Thursday, December 22, 2005

Tree house

For a while it seemed we might actually have a year without a Christmas ... tree, that is. All of our holiday stuff was jammed in the back of the basement workshop room, marooned there by the flotsam -- tables, chairs, storage boxes, old books -- of the October flood that ruined the carpeting in our big main basement room.

Last Saturday I couldn't stand it. I moved some things, tugged at others, and began lifting out big Rubbermaid cartons of Christmas decorations. The jingle bells went on the front door; the strand of silver-clad angels was looped over the top of the ornate wall mirror in the front hall. Later, Michael brought up the tree itself in all its fake-green glory, and installed it in the living room next to Mom's old slantfront desk. It took me more than two days to decorate it. Now our tree is radiant (see pic, above).

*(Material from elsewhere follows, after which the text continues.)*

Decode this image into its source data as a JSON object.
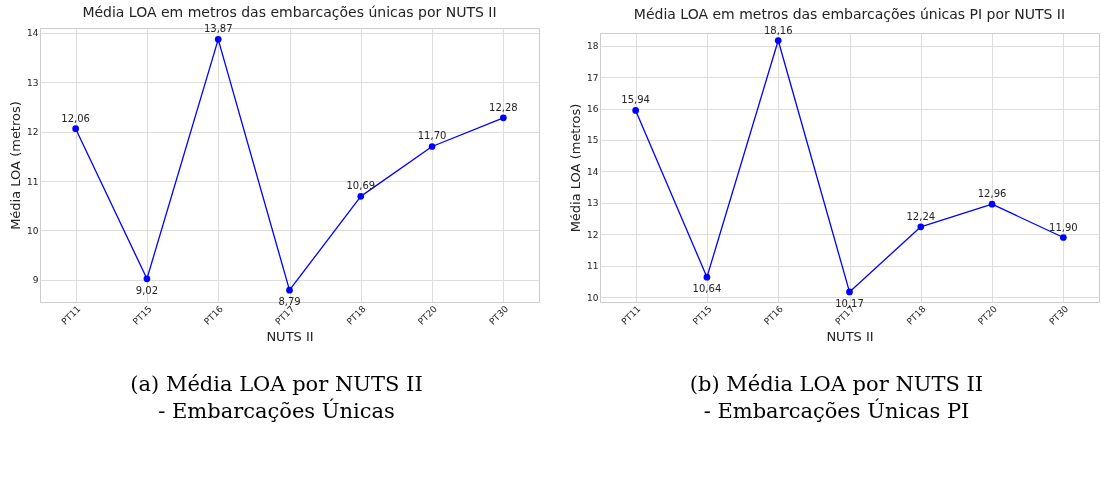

An artificial tree was not my first choice, but it is an acceptable compromise that we agreed on several years ago after Michael had sawn and whittled the trunk of a live tree one too many times in a maddening attempt to fit it into the metal stand. Our high-end permanent tree looks fine, and our days of sticky pine pitch and prickly dropped needles are over. Alas, banished also is that sharp balsam scent that wrinkles your nose when you walk into the house, not to mention the endearing imperfections of a natural tree. Who could forget the fir we selected at a tree farm in Little Compton (c. 1979) that was so crooked and hunched, we nicknamed it "Quasimodo"?

Whether freshly cut or whisked out of storage, a Christmas tree is magic for me. I like to sit in the living room at night with all the lights off except the tree lights and a flickering candle, listening to soft Yule music on the stereo. The Druids were onto something, and I appreciate that the earthy dark mystery of an evergreen has been linked for several centuries now with our celebration of the holy Child's birth in a bed of straw.

And I thank the Christmas tree for inspiring e.e. cummings to write this sweet, lyrical poem.

Drawing by Walter Feldman


little tree
little silent Christmas tree
you are so little
you are more like a flower

who found you in the green forest
and were you very sorry to come away?
see i will comfort you
because you smell so sweetly

i will kiss your cool bark
and hug you safe and tight
just as your mother would,
only don't be afraid

look the spangles
that sleep all the year in a dark box
dreaming of being taken out and allowed to shine,
the balls the chains red and gold the fluffy threads,

put up your little arms
and i'll give them all to you to hold
every finger shall have its ring
and there won't a single place dark or unhappy

then when you're quite dressed
you'll stand in the window for everyone to see
and how they'll stare!
oh but you'll be very proud

and my little sister and i will take hands
and looking up at our beautiful tree
we'll dance and sing
"Noel Noel"

To all who celebrate the day: I wish you a bright and happy Christmas.


  • Beautiful pic of the tree! I'm so inspired now, I'm going to put my tree on my blog! Thanks!

    And I loved the poem!!!! Merry Christmas!